You also express concern that the facility has failed to post a notice of the provisions of the FMLA, has failed to provide general and specific notice of the entitlements of FMLA, and that several employees have been terminated in violation of FMLA.

Generally, the FMLA and §825.300 of the Regulations require employers to post on their premises a notice explaining the Act’s provisions and providing information concerning the procedures for filing complaints of violations of the Act with the Wage and Hour Division. An FMLA poster (form WH-1420) may be obtained from the Department's web site (http://www.dol.gov/osbp/sbrefa/poster/main.htm) or from the local Wage and Hour Division office. Additionally, pursuant to § 825.301 of the Regulations, employers should provide employees who take FMLA-qualifying leave with both general and specific notification detailing the FMLA entitlements and specific expectations and obligations of employees taking leave, as well as explaining the consequences of failing to meet these obligations.

You should be aware, however, that the U.S. Supreme Court recently invalidated the FMLA Regulations at §825.700(a), which provides categorical sanctions against employers who fail to designate FMLA-qualifying leave as FMLA leave (Ragsdale v. Wolverine Worldwide, Inc.) This section of the regulations states that employers who fail to designate paid or unpaid FMLA-qualifying leave as FMLA leave can not count the leave toward the employee's FMLA entitlement, and the employee is still entitled to all of FMLA's protections during that leave.

In light of the U.S. Supreme Court's decision, the Department believes it is inappropriate, in most cases, to pursue compliance actions in instances where the employee has clearly taken FMLA leave and the employer has failed to designate the leave as such. The Supreme Court’s decision in Ragsdale may leave open the possibility that cases may be pursued, based on the principle of equitable estoppel, where the failure to designate the leave as FMLA-qualifying interfered with the employee’s exercise of FMLA rights (per §825.220), and the employee could have taken other action had he/she known that the leave would count against his/her FMLA entitlement.

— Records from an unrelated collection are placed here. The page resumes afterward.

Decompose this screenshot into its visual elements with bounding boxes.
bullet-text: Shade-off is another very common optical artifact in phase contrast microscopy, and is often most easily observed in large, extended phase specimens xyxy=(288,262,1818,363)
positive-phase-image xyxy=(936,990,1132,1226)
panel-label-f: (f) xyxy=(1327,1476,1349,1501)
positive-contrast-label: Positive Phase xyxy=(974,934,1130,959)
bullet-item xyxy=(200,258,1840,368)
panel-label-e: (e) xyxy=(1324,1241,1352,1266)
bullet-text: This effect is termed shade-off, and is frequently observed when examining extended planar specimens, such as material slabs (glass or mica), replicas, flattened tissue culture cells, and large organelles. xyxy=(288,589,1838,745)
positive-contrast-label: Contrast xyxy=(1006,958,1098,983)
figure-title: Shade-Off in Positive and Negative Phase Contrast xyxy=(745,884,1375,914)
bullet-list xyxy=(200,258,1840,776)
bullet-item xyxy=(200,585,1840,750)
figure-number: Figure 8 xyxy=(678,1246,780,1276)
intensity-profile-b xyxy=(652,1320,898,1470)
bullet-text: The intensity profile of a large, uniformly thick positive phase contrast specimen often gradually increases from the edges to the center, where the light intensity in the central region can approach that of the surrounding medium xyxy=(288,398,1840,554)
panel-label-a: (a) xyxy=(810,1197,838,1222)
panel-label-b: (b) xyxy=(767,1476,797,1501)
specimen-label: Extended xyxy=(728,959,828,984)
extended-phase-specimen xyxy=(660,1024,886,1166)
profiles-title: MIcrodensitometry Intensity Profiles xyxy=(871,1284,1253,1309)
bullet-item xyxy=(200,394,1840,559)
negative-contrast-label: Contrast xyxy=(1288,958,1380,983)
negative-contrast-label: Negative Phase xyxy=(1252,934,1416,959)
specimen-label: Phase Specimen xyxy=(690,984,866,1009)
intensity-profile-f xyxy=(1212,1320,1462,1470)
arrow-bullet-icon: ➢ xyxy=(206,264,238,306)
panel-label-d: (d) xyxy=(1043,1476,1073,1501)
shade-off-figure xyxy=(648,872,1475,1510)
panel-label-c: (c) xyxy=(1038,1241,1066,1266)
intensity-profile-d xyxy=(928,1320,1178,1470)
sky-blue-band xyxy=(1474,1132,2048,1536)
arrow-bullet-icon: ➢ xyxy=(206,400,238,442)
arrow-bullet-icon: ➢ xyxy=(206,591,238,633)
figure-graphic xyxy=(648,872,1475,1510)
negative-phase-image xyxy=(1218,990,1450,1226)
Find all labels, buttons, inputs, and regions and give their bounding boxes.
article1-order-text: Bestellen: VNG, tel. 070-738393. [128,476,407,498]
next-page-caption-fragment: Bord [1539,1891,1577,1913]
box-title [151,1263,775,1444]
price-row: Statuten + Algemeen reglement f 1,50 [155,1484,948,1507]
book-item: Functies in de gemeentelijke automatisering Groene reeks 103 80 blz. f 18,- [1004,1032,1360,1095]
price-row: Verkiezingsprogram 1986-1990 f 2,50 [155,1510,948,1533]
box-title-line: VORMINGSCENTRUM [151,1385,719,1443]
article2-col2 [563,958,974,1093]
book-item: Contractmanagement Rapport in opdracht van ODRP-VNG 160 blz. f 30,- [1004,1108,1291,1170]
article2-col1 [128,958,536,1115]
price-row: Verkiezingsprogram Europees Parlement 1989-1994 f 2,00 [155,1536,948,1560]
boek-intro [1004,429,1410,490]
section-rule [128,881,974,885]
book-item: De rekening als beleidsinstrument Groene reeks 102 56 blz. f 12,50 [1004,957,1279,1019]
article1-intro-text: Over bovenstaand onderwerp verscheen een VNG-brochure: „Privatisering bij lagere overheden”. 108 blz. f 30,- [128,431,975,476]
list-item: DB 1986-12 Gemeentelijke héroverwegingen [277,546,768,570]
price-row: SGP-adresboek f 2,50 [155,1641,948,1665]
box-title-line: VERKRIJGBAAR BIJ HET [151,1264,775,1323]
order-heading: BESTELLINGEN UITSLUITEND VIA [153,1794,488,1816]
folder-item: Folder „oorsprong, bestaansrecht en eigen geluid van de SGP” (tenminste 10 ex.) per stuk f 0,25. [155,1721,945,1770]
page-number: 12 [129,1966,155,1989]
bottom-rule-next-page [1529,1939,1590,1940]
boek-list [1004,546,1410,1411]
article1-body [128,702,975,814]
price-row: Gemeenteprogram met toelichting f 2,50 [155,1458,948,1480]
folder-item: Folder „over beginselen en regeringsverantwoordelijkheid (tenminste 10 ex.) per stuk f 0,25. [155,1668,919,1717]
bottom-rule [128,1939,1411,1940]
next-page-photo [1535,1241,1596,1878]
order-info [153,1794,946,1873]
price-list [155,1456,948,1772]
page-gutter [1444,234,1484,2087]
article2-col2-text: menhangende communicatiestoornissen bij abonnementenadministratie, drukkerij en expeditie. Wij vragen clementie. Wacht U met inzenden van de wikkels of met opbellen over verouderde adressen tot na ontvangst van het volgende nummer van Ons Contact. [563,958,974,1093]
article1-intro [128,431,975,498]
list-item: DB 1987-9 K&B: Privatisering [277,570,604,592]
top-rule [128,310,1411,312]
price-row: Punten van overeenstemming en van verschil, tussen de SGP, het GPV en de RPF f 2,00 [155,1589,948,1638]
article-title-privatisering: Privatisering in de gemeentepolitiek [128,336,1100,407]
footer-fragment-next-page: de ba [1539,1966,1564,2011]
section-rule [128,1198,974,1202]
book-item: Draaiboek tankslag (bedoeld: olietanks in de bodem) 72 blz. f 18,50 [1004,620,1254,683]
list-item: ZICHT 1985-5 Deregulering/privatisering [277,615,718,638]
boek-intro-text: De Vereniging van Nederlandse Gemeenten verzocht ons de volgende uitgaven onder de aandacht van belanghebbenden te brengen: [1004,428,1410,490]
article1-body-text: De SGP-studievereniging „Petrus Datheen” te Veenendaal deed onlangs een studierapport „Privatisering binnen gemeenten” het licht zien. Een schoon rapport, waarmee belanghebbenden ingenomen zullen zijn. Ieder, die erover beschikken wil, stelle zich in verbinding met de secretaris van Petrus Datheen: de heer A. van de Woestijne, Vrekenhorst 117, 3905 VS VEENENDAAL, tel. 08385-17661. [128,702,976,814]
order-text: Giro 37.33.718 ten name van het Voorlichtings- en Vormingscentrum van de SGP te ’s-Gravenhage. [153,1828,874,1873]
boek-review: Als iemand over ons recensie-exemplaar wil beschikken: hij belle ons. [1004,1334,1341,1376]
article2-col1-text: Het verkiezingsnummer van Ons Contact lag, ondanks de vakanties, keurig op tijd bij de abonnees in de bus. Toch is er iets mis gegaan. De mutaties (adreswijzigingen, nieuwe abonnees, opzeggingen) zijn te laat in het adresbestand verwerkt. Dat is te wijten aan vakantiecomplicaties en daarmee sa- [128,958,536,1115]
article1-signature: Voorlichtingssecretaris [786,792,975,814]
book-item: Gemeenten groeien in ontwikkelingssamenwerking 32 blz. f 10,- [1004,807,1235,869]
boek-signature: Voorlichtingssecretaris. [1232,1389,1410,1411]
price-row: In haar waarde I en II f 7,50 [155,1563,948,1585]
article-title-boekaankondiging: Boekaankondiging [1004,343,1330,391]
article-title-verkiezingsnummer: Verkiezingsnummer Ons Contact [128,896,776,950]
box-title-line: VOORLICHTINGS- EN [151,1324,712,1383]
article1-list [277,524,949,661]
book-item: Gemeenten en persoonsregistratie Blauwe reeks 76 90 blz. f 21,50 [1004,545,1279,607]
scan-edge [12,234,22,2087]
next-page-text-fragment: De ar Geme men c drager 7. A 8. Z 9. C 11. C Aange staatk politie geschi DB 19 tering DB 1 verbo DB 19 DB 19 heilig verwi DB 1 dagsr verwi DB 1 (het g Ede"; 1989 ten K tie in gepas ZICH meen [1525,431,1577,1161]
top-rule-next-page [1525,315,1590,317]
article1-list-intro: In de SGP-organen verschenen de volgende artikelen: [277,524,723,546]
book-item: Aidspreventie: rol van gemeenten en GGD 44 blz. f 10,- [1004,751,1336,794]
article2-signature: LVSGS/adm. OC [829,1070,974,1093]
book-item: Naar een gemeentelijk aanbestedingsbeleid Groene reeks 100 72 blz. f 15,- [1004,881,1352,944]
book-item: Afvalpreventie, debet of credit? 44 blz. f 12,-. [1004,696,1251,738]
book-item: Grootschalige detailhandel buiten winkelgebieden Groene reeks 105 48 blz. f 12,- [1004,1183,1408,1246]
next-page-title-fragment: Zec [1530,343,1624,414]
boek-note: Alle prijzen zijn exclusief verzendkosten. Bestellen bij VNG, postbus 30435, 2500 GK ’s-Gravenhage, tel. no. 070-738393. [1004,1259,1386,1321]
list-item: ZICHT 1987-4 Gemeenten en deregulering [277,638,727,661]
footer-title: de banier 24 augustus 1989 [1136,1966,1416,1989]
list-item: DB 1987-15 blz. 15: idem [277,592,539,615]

Responsibility for enforcing allegations of violations of FMLA has been delegated to the various district offices of the Wage and Hour Division. If you, or the employees you represent at Name*, need further clarification regarding your rights under the FMLA, you may contact the Wage and Hour District Office nearest you at Leo W. O’Brien Federal Building, Room 822, Albany, New York 12207, telephone (518) 431-4278.

Sincerely,

Rosemary E. Sumner
Office of Enforcement Policy
Family and Medical Leave Act Team

Note: * The actual name(s) was removed to preserve privacy in accordance with 5 U.S.C. 552 (b)(7).